If any relatives have offered to chip in, find out upfront about what they're willing to contribute so there aren't any surprises or fights when the bills come due. (Aunt Mabel may think she wants to pay for the flowers, but she might be expecting closer to $200 than $2,000.)

Once you have all your funding sorted, you can add it up to come up with your budget ceiling. You can always spend less than this amount, of course, but you shouldn't spend more. If your plans don't exactly fit within your budget, you can either scale back the plans or scale up the budget by taking on more work or finding additional ways to save up in your everyday life. Be cautious about financing a wedding with debt, especially if it has a higher interest rate like a credit card, unless you'll be able to pay it off quickly.

What will you spend it on?

Whether you're playing with house money or working with a limited budget, set priorities for your spending. What parts of your wedding are most important to you?
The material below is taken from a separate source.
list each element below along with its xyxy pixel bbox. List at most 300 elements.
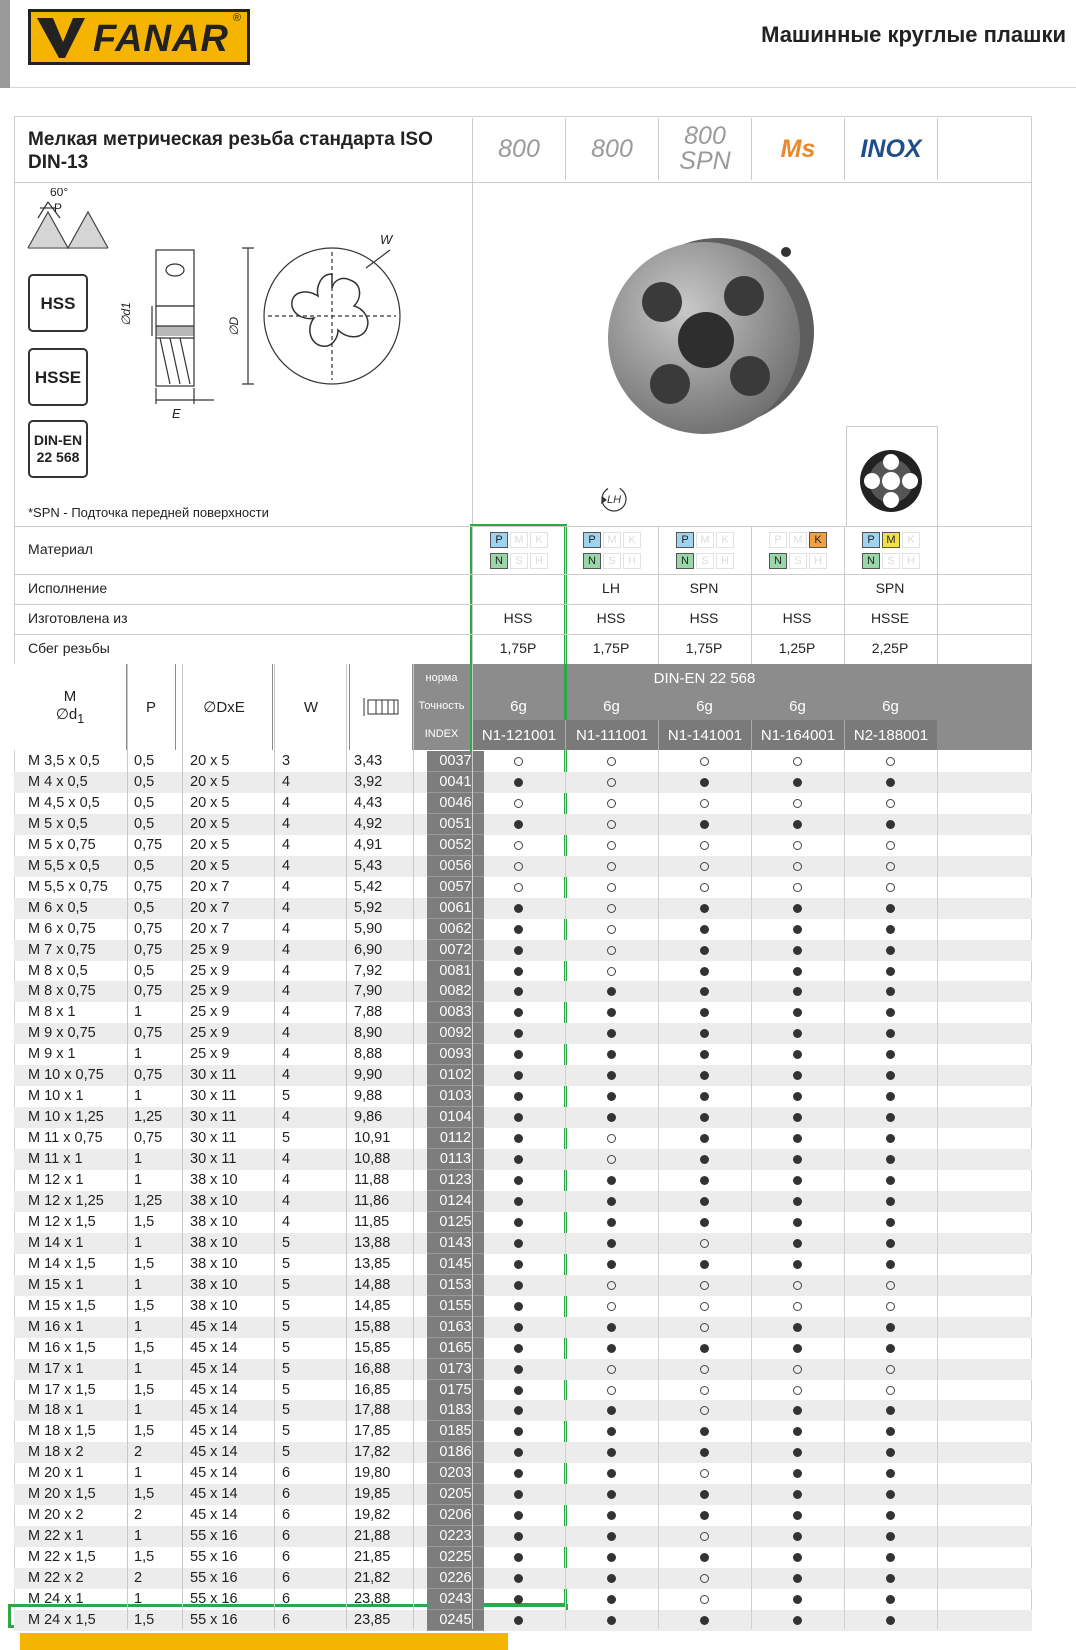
available-dot-icon — [886, 1092, 895, 1101]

What parts don't matter as much? Maybe you're willing to spend less on a venue to spend more on food or would forego printed invitations if you could get the dress of your dreams. There's no wrong answer here -- what your wedding looks like is, and should be, up to you!

Start with the big-ticket items like a hall, catering, a photographer, a florist, entertainment and clothing. You can do some quick research online to make sure you're in the budget ballpark, and if you already know of must-have items, plug those actual costs in and see what you have left to play with.

Once you've established your budget, avoid visiting venues or trying on dresses that cost more than you've allocated so you don't break the bank. If you do fall in love with something outside your budget, find other areas you can cut back on to get yourself on sound financial footing. Creating specific lists before shopping trips can help keep you focused and avoid impulse purchases.